9. Intellectual Property Architecture

The BATEN technology portfolio comprises approximately thirty patent applications across multiple families:

• Family A — Torsion-based deterministic LLM steering (A-Steer).
• Family B — Observation algebra and semantic collapse in configurable Hilbert spaces.
• Family C — Topological data structure and observer-relative causal integrity.
• Additional families — Semantic DSL, identity engine, Kronecker lattice scaling, forensic replay, causal certification.

The architecture enforces IP protection by design: critical algorithms execute exclusively in compiled Rust, with the frontend receiving only display-safe metadata.

10. Performance Characteristics

11. Roadmap and Availability

Current Status (February 2026)

• V.18.8 of the cockpit is feature-complete with all core systems operational.
• The quantum core, Sigma engine, Hub-Bus DSL, and Zahir block system are implemented and tested.
• Full i18n support (English, French, German, Spanish, Arabic).

Public Beta — Q2 2026

The public beta will provide GUEST tier access (L4/L16, PULSE model, A-Steer ON) for evaluation, registered users (Tier D) with basic parameter access, and progressive unlock of higher tiers with advanced lattice depths and creative modes.

Enterprise Availability

Enterprise deployment (on-premise, air-gapped, custom models) will follow the public beta, with multi-tenant Zahir integration and causal certification for regulated industries.

12. Conclusion

BATEN represents a paradigm shift in how we interact with Large Language Models. By substituting probabilistic prompt engineering with formal physical laws, the engine achieves what no purely statistical approach can: deterministic, auditable, reproducible control over LLM output.
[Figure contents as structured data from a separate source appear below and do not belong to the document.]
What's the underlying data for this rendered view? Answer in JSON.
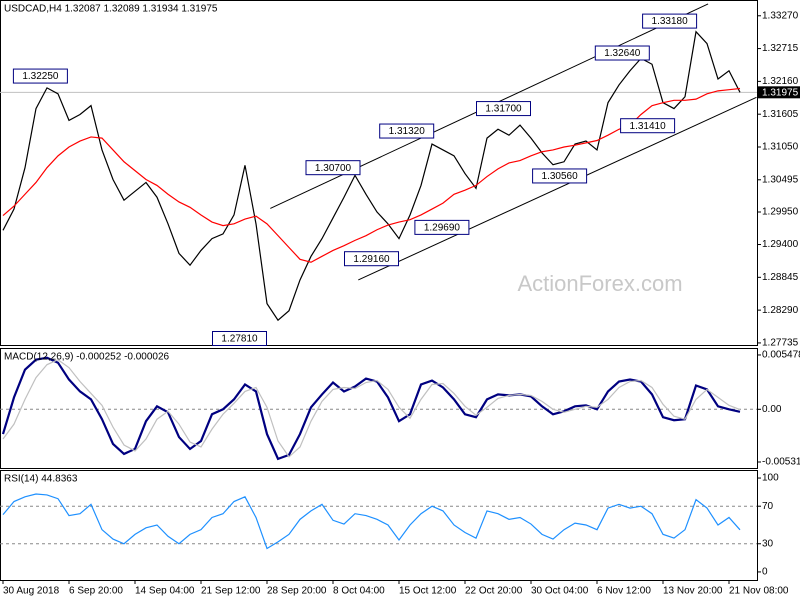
{
  "chart_data": [
    {
      "type": "line",
      "title": "USDCAD,H4  1.32087 1.32089 1.31934 1.31975",
      "watermark": "ActionForex.com",
      "categories": [
        "30 Aug 2018",
        null,
        null,
        null,
        null,
        null,
        "6 Sep 20:00",
        null,
        null,
        null,
        null,
        null,
        "14 Sep 04:00",
        null,
        null,
        null,
        null,
        null,
        "21 Sep 12:00",
        null,
        null,
        null,
        null,
        null,
        "28 Sep 20:00",
        null,
        null,
        null,
        null,
        null,
        "8 Oct 04:00",
        null,
        null,
        null,
        null,
        null,
        "15 Oct 12:00",
        null,
        null,
        null,
        null,
        null,
        "22 Oct 20:00",
        null,
        null,
        null,
        null,
        null,
        "30 Oct 04:00",
        null,
        null,
        null,
        null,
        null,
        "6 Nov 12:00",
        null,
        null,
        null,
        null,
        null,
        "13 Nov 20:00",
        null,
        null,
        null,
        null,
        null,
        "21 Nov 08:00",
        null
      ],
      "ylim": [
        1.277,
        1.3352
      ],
      "yticks": [
        {
          "value": 1.3327,
          "label": "1.33270"
        },
        {
          "value": 1.32715,
          "label": "1.32715"
        },
        {
          "value": 1.3216,
          "label": "1.32160"
        },
        {
          "value": 1.31605,
          "label": "1.31605"
        },
        {
          "value": 1.3105,
          "label": "1.31050"
        },
        {
          "value": 1.30495,
          "label": "1.30495"
        },
        {
          "value": 1.2995,
          "label": "1.29950"
        },
        {
          "value": 1.294,
          "label": "1.29400"
        },
        {
          "value": 1.28845,
          "label": "1.28845"
        },
        {
          "value": 1.2829,
          "label": "1.28290"
        },
        {
          "value": 1.27735,
          "label": "1.27735"
        }
      ],
      "last": {
        "value": 1.31975,
        "label": "1.31975"
      },
      "series": [
        {
          "name": "Close",
          "color": "#000000",
          "values": [
            1.2964,
            1.3,
            1.307,
            1.317,
            1.3205,
            1.3195,
            1.315,
            1.316,
            1.3175,
            1.31,
            1.305,
            1.3015,
            1.303,
            1.3045,
            1.302,
            1.2975,
            1.2925,
            1.2905,
            1.293,
            1.295,
            1.2958,
            1.299,
            1.3074,
            1.2975,
            1.284,
            1.2812,
            1.2828,
            1.288,
            1.292,
            1.295,
            1.2985,
            1.302,
            1.3057,
            1.3025,
            1.2995,
            1.2975,
            1.295,
            1.299,
            1.304,
            1.311,
            1.31,
            1.309,
            1.306,
            1.3035,
            1.312,
            1.3135,
            1.3125,
            1.3142,
            1.312,
            1.3095,
            1.3075,
            1.308,
            1.311,
            1.3115,
            1.31,
            1.318,
            1.321,
            1.3234,
            1.3255,
            1.3245,
            1.318,
            1.317,
            1.319,
            1.33,
            1.328,
            1.322,
            1.3234,
            1.31975
          ]
        },
        {
          "name": "MA",
          "color": "#ff0000",
          "values": [
            1.2989,
            1.3005,
            1.3025,
            1.3045,
            1.307,
            1.309,
            1.3105,
            1.3115,
            1.3122,
            1.312,
            1.31,
            1.308,
            1.3065,
            1.305,
            1.304,
            1.3025,
            1.3012,
            1.3003,
            1.299,
            1.2978,
            1.2972,
            1.2975,
            1.2983,
            1.2988,
            1.2975,
            1.2955,
            1.2935,
            1.2915,
            1.291,
            1.292,
            1.293,
            1.2938,
            1.2947,
            1.2955,
            1.2965,
            1.2973,
            1.2978,
            1.2982,
            1.299,
            1.3,
            1.301,
            1.3025,
            1.3032,
            1.304,
            1.3055,
            1.3068,
            1.3078,
            1.3082,
            1.309,
            1.3097,
            1.31,
            1.3105,
            1.3108,
            1.3112,
            1.3116,
            1.3125,
            1.3135,
            1.3142,
            1.316,
            1.3175,
            1.318,
            1.3184,
            1.3184,
            1.3186,
            1.3195,
            1.32,
            1.3202,
            1.3204
          ]
        }
      ],
      "trendlines": [
        {
          "start": [
            24.3,
            1.3001
          ],
          "end": [
            64.1,
            1.3347
          ]
        },
        {
          "start": [
            32.3,
            1.288
          ],
          "end": [
            68.5,
            1.3189
          ]
        }
      ],
      "annotations": [
        {
          "value": 1.3225,
          "label": "1.32250",
          "index": 3.4
        },
        {
          "value": 1.3318,
          "label": "1.33180",
          "index": 60.6
        },
        {
          "value": 1.3264,
          "label": "1.32640",
          "index": 56.3
        },
        {
          "value": 1.317,
          "label": "1.31700",
          "index": 45.5
        },
        {
          "value": 1.3132,
          "label": "1.31320",
          "index": 36.7
        },
        {
          "value": 1.307,
          "label": "1.30700",
          "index": 30
        },
        {
          "value": 1.3056,
          "label": "1.30560",
          "index": 50.6
        },
        {
          "value": 1.3141,
          "label": "1.31410",
          "index": 58.6
        },
        {
          "value": 1.2969,
          "label": "1.29690",
          "index": 39.9
        },
        {
          "value": 1.2916,
          "label": "1.29160",
          "index": 33.5
        },
        {
          "value": 1.2781,
          "label": "1.27810",
          "index": 21.5
        }
      ]
    },
    {
      "type": "line",
      "title": "MACD(12,26,9) -0.000252 -0.000026",
      "ylim": [
        -0.00592,
        0.00608
      ],
      "yticks": [
        0.005478,
        {
          "value": 0,
          "label": "0.00"
        },
        -0.005314
      ],
      "levels": [
        0
      ],
      "series": [
        {
          "name": "MACD",
          "color": "#000080",
          "values": [
            -0.0025,
            0.0012,
            0.004,
            0.005,
            0.0052,
            0.0047,
            0.003,
            0.0018,
            0.001,
            -0.001,
            -0.0035,
            -0.0045,
            -0.004,
            -0.0012,
            0.0003,
            -0.0003,
            -0.0028,
            -0.004,
            -0.0032,
            -0.0005,
            0,
            0.001,
            0.0025,
            0.0018,
            -0.0025,
            -0.005,
            -0.0046,
            -0.0025,
            0.0002,
            0.0015,
            0.0027,
            0.0018,
            0.0023,
            0.0031,
            0.0028,
            0.0012,
            -0.0012,
            -0.0005,
            0.0025,
            0.0029,
            0.0022,
            0.001,
            -0.0005,
            -0.0008,
            0.001,
            0.0015,
            0.0014,
            0.0015,
            0.0013,
            0.0003,
            -0.0005,
            -0.0002,
            0.0003,
            0.0004,
            0,
            0.0018,
            0.0028,
            0.003,
            0.0028,
            0.0015,
            -0.0008,
            -0.0011,
            -0.001,
            0.0024,
            0.002,
            0.0003,
            0,
            -0.000252
          ]
        },
        {
          "name": "Signal",
          "color": "#c0c0c0",
          "values": [
            -0.003,
            -0.0015,
            0.001,
            0.0032,
            0.0045,
            0.005,
            0.0042,
            0.0028,
            0.0016,
            0.0004,
            -0.0018,
            -0.0036,
            -0.0042,
            -0.003,
            -0.001,
            -0.0002,
            -0.0015,
            -0.0033,
            -0.0038,
            -0.002,
            -0.0005,
            0.0006,
            0.0018,
            0.0022,
            0.0002,
            -0.0032,
            -0.0048,
            -0.0038,
            -0.0012,
            0.0008,
            0.002,
            0.0022,
            0.0021,
            0.0027,
            0.0029,
            0.002,
            0.0002,
            -0.0009,
            0.001,
            0.0025,
            0.0026,
            0.0016,
            0.0003,
            -0.0006,
            0.0002,
            0.0011,
            0.0014,
            0.0015,
            0.0014,
            0.0008,
            0,
            -0.0003,
            0,
            0.0003,
            0.0002,
            0.001,
            0.0022,
            0.0028,
            0.0029,
            0.0022,
            0.0005,
            -0.0007,
            -0.001,
            0.001,
            0.002,
            0.0012,
            0.0004,
            -2.6e-05
          ]
        }
      ]
    },
    {
      "type": "line",
      "title": "RSI(14) 44.8363",
      "ylim": [
        -8.6,
        107.5
      ],
      "yticks": [
        100,
        70,
        30,
        0
      ],
      "levels": [
        70,
        30
      ],
      "series": [
        {
          "name": "RSI",
          "color": "#1e90ff",
          "values": [
            61,
            75,
            80,
            83,
            82,
            78,
            60,
            62,
            72,
            45,
            35,
            30,
            40,
            47,
            50,
            38,
            30,
            40,
            45,
            58,
            62,
            75,
            80,
            58,
            25,
            32,
            40,
            56,
            65,
            72,
            55,
            51,
            62,
            60,
            56,
            50,
            34,
            50,
            62,
            70,
            65,
            50,
            42,
            36,
            65,
            62,
            56,
            58,
            51,
            40,
            35,
            45,
            52,
            50,
            45,
            68,
            72,
            68,
            70,
            62,
            40,
            36,
            45,
            77,
            68,
            50,
            58,
            44.8363
          ]
        }
      ]
    }
  ]
}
The mathematical framework — real-valued Hilbert spaces, Kronecker-scaled lattices, Shannon entropy-based observation, torsion-governed steering — provides a rigorous foundation that is both theoretically sound and practically effective.

The engine's model-agnostic, offline-first architecture positions BATEN not as a competitor to existing LLM providers, but as the governance layer that any LLM deployment requires for production-grade reliability.

BATEN is physics applied to thought. And physics does not hallucinate.